PARP is an enzyme involved in many functions in a cell, including repair of DNA damage. Inhibition of PARP may cause cancer cells to die. Anti-angiogenic drugs block the growth of blood vessels in the tumor. It confirms preclinical research which suggested that olaparib and cediranib synergize, meaning they work together to make each other more active.
Dr Liu and her colleagues designed this trial to confirm, in a clinical setting, that the combination of these two drugs was more active than the single drug olaparib alone.
As many as 80% of women with high-grade serous ovarian cancer experience a relapse after initially responding to chemotherapy. When the cancer comes back, it is more difficult to treat, because it will have spread to the pelvis and abdomen, or even the lungs. The current standard treatment for recurrent ovarian cancer is chemotherapy, which often causes significant side effects. Even in the setting of initial response, resistance to chemotherapy eventually develops. Therefore, researchers have been exploring alternate regimens using targeted drugs, with the goal of overcoming such treatment resistance.
Ninety women with recurrent, platinum-sensitive (disease that responds to treatment with platinum-based chemotherapy), high-grade serous or BRCA mutation-related ovarian cancer, were randomly assigned to treatment with olaparib alone or olaparib plus cediranib. The women had no prior treatment with anti-angiogenic drugs in the setting of recurrent ovarian cancer or PARP inhibitors.
Tumor shrinkage rates were markedly higher in the combination arm than in the olaparib arm (80 versus 48%). Five patients in the combination arm and two patients in the olaparib alone arm had a complete remission.

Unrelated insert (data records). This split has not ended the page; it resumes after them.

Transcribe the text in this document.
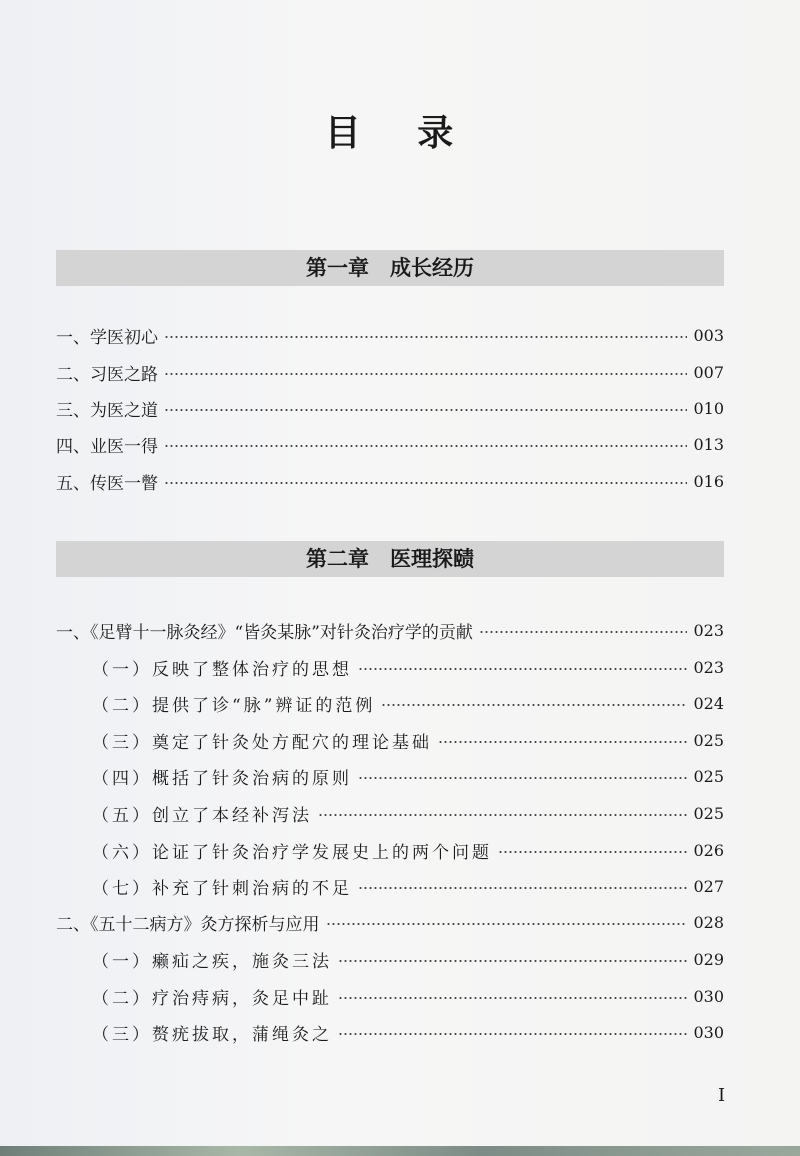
目 录
第一章　成长经历
一、学医初心	003
二、习医之路	007
三、为医之道	010
四、业医一得	013
五、传医一瞥	016
第二章　医理探赜
一、《足臂十一脉灸经》“皆灸某脉”对针灸治疗学的贡献	023
（一）反映了整体治疗的思想	023
（二）提供了诊“脉”辨证的范例	024
（三）奠定了针灸处方配穴的理论基础	025
（四）概括了针灸治病的原则	025
（五）创立了本经补泻法	025
（六）论证了针灸治疗学发展史上的两个问题	026
（七）补充了针刺治病的不足	027
二、《五十二病方》灸方探析与应用	028
（一）癞疝之疾，施灸三法	029
（二）疗治痔病，灸足中趾	030
（三）赘疣拔取，蒲绳灸之	030
I
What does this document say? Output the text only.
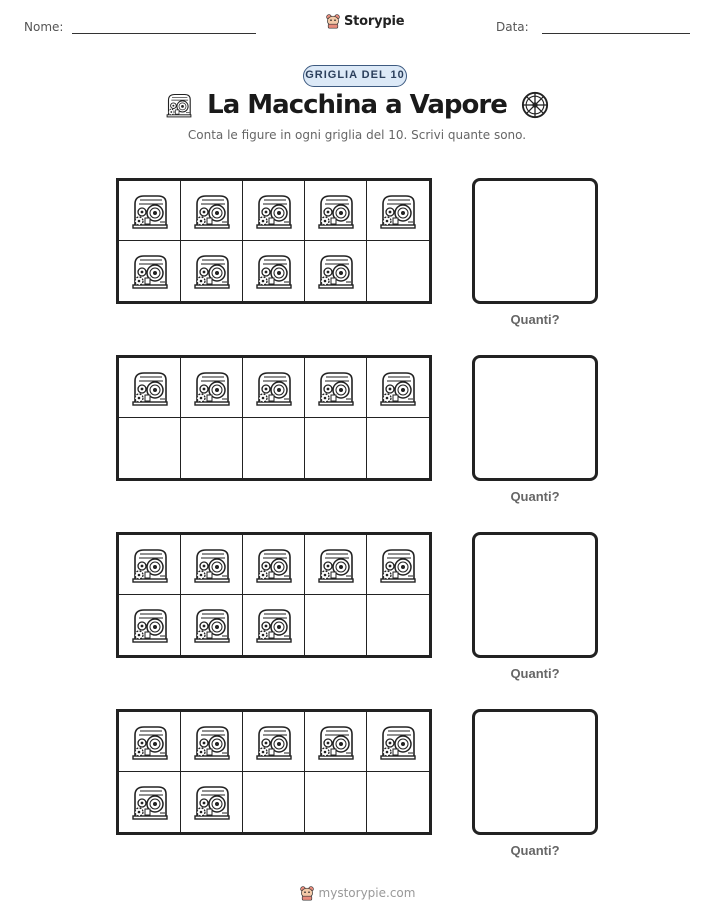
Nome:	Storypie	Data:
GRIGLIA DEL 10
La Macchina a Vapore
Conta le figure in ogni griglia del 10. Scrivi quante sono.
Quanti?
Quanti?
Quanti?
Quanti?
mystorypie.com
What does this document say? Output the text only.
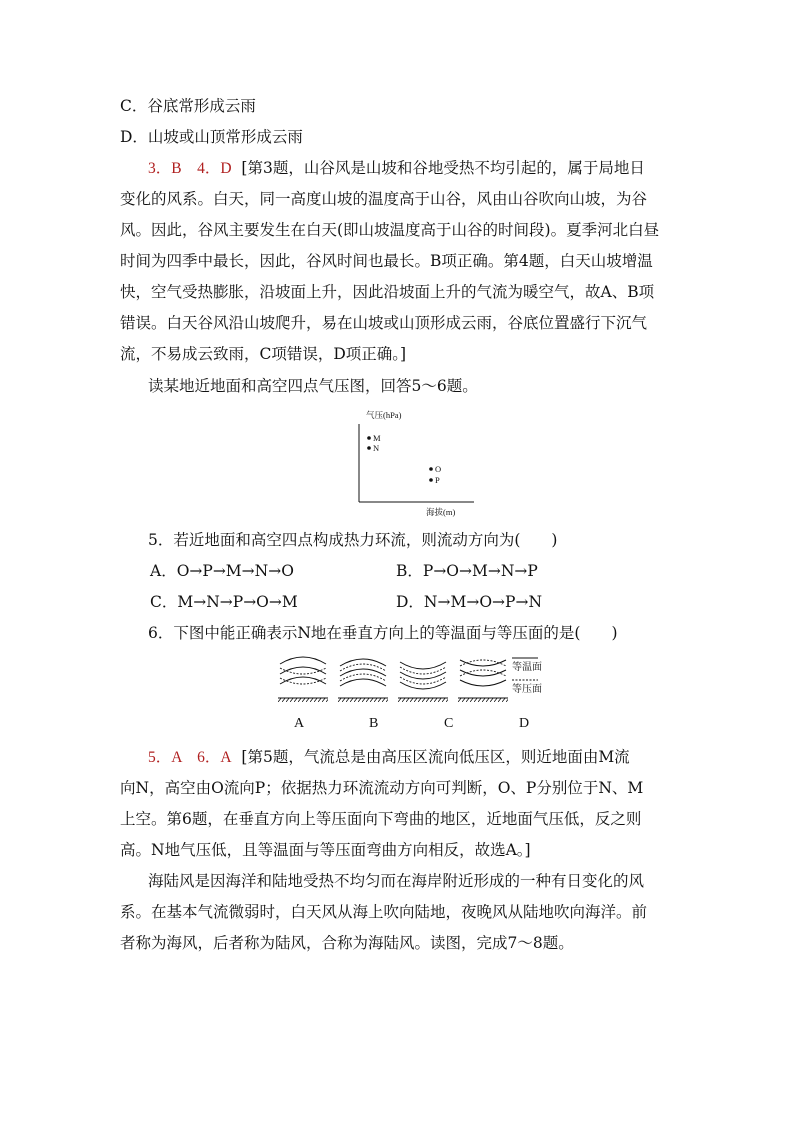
C．谷底常形成云雨
D．山坡或山顶常形成云雨
3．B　4．D [第3题，山谷风是山坡和谷地受热不均引起的，属于局地日
变化的风系。白天，同一高度山坡的温度高于山谷，风由山谷吹向山坡，为谷
风。因此，谷风主要发生在白天(即山坡温度高于山谷的时间段)。夏季河北白昼
时间为四季中最长，因此，谷风时间也最长。B项正确。第4题，白天山坡增温
快，空气受热膨胀，沿坡面上升，因此沿坡面上升的气流为暖空气，故A、B项
错误。白天谷风沿山坡爬升，易在山坡或山顶形成云雨，谷底位置盛行下沉气
流，不易成云致雨，C项错误，D项正确。]
读某地近地面和高空四点气压图，回答5～6题。
气压(hPa)
M
N
O
P
海拔(m)
5．若近地面和高空四点构成热力环流，则流动方向为(　　)
A．O→P→M→N→O	B．P→O→M→N→P
C．M→N→P→O→M	D．N→M→O→P→N
6．下图中能正确表示N地在垂直方向上的等温面与等压面的是(　　)
等温面
等压面
A	B	C	D
5．A　6．A [第5题，气流总是由高压区流向低压区，则近地面由M流
向N，高空由O流向P；依据热力环流流动方向可判断，O、P分别位于N、M
上空。第6题，在垂直方向上等压面向下弯曲的地区，近地面气压低，反之则
高。N地气压低，且等温面与等压面弯曲方向相反，故选A。]
海陆风是因海洋和陆地受热不均匀而在海岸附近形成的一种有日变化的风
系。在基本气流微弱时，白天风从海上吹向陆地，夜晚风从陆地吹向海洋。前
者称为海风，后者称为陆风，合称为海陆风。读图，完成7～8题。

The combination treatment substantially delayed disease progression, with a progression-free survival of 17.7 months compared to nine months for olaparib alone. Past trials of standard chemotherapy in the platinum-sensitive setting have demonstrated progression-free survival times between eight and 13 months.
This study was supported by the National Cancer Institute, National Institutes of Health.